Inside of a week we went from endless rain and snow to rain and no snow and also an ever-present lingering threat of meaningful double-digit temperatures. Today was supposed to be twelve and it barely made it to eight, and we wore our coats on our lunchtime walk up the road and back again. I finally finished the mending pile, as I was angry about not being able to garden. Not quite yet. The snow's been gone for two whole days, Jesus.
It's been twenty-four hours since my last meltdown. I fired a kiln full of porcelain goodies today. I plan to make it all pastel and pretty and simple instead of my usual over-complicated plans and glaze for days. I feel as if this winter and spring is an existential crisis in full bloom and I keep thinking I'm through the worst and then I slide back to square one.
Lochlan laughs at me in his rueful way. Always one-quarter disapproving and three-quarters encouragement, the whole part that I ignore and we argue about nothing and forget about the fight a minute later. I want to be a cowboy, thanks to Yellowstone but I want Costner's (sorry, John Dutton's) job of telling everyone what to do and being menacing but graceful, and spewing some cute little devastating quotes that stick in Bridget's head for days. We've assigned characters to everyone in the house and it's become hilarious here as we limp towards the end of Season four.
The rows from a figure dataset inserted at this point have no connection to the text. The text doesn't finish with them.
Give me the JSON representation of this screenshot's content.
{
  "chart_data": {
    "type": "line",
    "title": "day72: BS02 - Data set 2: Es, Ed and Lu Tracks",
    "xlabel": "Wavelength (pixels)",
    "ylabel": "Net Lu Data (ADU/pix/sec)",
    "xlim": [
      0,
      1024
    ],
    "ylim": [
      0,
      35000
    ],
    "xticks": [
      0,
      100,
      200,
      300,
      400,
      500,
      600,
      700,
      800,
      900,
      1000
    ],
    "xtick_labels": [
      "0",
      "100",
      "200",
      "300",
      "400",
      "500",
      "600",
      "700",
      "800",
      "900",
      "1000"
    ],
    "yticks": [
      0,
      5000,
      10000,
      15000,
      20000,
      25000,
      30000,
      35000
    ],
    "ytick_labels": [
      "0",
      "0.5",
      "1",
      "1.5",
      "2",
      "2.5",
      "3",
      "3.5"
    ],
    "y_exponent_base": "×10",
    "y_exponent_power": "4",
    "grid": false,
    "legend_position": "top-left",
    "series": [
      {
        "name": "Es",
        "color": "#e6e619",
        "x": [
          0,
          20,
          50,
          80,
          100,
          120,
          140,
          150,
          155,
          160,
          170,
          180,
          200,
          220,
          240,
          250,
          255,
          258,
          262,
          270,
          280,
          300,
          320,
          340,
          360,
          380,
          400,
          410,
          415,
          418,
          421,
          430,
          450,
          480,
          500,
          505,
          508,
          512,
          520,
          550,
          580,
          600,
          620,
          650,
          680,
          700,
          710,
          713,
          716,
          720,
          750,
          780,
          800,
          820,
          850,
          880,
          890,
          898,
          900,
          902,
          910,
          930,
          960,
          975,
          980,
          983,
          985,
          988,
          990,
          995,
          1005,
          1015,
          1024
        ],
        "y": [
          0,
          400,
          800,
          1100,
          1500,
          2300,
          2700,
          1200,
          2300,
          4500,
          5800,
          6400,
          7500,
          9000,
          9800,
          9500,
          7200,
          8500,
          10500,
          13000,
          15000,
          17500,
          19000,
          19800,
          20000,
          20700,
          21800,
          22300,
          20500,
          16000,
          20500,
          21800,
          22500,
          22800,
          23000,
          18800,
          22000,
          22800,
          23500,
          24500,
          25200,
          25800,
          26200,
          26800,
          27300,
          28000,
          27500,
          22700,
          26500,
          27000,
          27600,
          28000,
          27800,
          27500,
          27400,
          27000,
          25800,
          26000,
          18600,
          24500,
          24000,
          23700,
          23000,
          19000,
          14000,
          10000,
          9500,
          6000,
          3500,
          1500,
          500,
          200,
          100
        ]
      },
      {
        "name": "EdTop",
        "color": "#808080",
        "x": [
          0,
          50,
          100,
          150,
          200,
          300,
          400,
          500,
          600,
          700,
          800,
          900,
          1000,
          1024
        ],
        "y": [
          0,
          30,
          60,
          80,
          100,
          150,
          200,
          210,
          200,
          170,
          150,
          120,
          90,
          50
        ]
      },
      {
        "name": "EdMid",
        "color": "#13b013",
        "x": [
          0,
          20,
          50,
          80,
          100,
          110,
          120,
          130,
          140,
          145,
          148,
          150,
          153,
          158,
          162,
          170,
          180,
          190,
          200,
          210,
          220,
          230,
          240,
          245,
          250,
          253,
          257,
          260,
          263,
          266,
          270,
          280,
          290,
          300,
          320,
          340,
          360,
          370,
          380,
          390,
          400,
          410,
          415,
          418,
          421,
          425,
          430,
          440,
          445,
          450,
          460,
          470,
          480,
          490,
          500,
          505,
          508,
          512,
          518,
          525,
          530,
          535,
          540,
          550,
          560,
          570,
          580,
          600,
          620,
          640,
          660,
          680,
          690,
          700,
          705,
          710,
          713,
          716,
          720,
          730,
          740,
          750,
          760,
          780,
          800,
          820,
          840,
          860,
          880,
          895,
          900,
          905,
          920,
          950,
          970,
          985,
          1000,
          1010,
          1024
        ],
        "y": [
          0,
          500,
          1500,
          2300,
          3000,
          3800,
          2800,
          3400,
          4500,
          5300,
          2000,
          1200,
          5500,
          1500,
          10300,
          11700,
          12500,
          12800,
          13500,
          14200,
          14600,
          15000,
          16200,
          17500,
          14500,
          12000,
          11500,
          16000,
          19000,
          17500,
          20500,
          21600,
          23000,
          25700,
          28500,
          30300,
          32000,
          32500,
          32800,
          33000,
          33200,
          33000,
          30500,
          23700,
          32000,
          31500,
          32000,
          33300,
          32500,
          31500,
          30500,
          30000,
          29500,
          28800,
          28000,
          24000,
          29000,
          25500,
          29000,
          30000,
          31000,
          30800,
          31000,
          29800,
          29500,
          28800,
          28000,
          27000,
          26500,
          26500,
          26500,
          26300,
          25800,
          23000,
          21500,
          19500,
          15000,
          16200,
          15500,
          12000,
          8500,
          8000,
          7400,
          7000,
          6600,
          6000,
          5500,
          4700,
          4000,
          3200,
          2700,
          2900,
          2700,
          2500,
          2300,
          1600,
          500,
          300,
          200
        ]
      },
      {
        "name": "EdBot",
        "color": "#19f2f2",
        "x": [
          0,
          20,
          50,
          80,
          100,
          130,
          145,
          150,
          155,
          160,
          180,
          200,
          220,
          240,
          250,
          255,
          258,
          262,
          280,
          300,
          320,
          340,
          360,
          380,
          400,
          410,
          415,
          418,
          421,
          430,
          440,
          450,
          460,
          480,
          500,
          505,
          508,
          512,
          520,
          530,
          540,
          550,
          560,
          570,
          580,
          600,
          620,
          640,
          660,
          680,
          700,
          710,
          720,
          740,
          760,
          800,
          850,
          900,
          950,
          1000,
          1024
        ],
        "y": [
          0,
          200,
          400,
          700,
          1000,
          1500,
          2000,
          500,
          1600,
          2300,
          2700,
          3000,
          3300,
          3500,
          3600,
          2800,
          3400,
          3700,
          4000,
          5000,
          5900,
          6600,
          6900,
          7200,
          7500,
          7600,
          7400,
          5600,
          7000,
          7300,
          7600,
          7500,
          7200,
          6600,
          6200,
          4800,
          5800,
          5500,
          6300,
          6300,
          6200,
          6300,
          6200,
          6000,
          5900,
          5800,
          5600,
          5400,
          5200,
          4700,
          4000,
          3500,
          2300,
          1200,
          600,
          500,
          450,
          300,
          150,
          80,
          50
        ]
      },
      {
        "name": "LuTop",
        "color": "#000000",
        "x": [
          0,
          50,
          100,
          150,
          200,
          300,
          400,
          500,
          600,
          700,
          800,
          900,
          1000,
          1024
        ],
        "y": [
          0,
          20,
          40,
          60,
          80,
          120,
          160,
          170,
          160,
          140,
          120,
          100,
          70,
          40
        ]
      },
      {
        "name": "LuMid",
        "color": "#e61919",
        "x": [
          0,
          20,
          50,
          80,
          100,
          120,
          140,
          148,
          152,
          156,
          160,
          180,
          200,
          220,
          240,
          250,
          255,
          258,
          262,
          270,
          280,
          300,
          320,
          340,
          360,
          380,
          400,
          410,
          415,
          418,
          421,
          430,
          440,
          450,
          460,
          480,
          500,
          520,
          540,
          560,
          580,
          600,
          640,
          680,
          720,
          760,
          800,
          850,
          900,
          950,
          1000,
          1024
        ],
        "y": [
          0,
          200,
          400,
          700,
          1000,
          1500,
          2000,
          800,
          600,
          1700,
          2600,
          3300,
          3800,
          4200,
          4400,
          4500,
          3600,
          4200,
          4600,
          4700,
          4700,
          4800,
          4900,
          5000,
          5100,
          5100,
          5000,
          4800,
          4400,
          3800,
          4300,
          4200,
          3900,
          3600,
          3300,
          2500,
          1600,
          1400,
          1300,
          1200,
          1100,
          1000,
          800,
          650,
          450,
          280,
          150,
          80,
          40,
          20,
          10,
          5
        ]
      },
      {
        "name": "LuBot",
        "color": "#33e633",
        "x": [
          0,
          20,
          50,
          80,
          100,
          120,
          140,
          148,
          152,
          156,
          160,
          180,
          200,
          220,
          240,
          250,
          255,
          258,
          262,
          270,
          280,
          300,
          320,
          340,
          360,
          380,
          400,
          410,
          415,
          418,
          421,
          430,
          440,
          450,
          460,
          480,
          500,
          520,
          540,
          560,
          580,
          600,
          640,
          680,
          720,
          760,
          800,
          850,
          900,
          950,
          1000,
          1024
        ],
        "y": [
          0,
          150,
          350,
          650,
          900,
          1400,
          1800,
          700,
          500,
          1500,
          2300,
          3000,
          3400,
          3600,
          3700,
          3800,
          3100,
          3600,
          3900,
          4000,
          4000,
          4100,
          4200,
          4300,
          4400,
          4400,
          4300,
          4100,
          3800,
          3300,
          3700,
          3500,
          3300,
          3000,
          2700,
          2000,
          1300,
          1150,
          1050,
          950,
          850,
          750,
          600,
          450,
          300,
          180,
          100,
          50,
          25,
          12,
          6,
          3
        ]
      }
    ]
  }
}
Will we finish it? Who knows? I had to drop everything and watch the Gabby Petito edition of American Murder. Oh my God. Was Brian Laundry a forty-year-old loser or what? Yes I know he wasn't that old but what a weirdo. Like he wanted to be his own cult but his mommy issues were too great. His parents raised him in their image, I guess. If Henry killed someone I wouldn't help him dig a grave, JESUS ROBERTA. I would drag him down to the station myself. But let's be real, he would probably call me from there, because he does the right thing, which one should. I don't know. Call me a hypocrite if you will. I was up to some insane shit in my early twenties too, but not MURDER.
Yeah so it's been a fun twenty four hours trying to act natural and even keeled and normal. You know me, those descriptors aren't even on my radar. I did some tax stuff. Ha. Only a little, don't worry.
I did some spring cleaning. Also only a little. The older I get the more I realize my OCD and my anxiety are both leaps and bounds worse than I ever could have imagined but I'm also high-functioning about it, so there you go.
I had a nice call today too from Batman, who said I should come over for hot chocolate tonight because while he was shopping he saw maple-flavoured marshmallows and bought some for us to have in our weekly hot talklot (which is what we call it).
I'll let you know how they are tomorrow.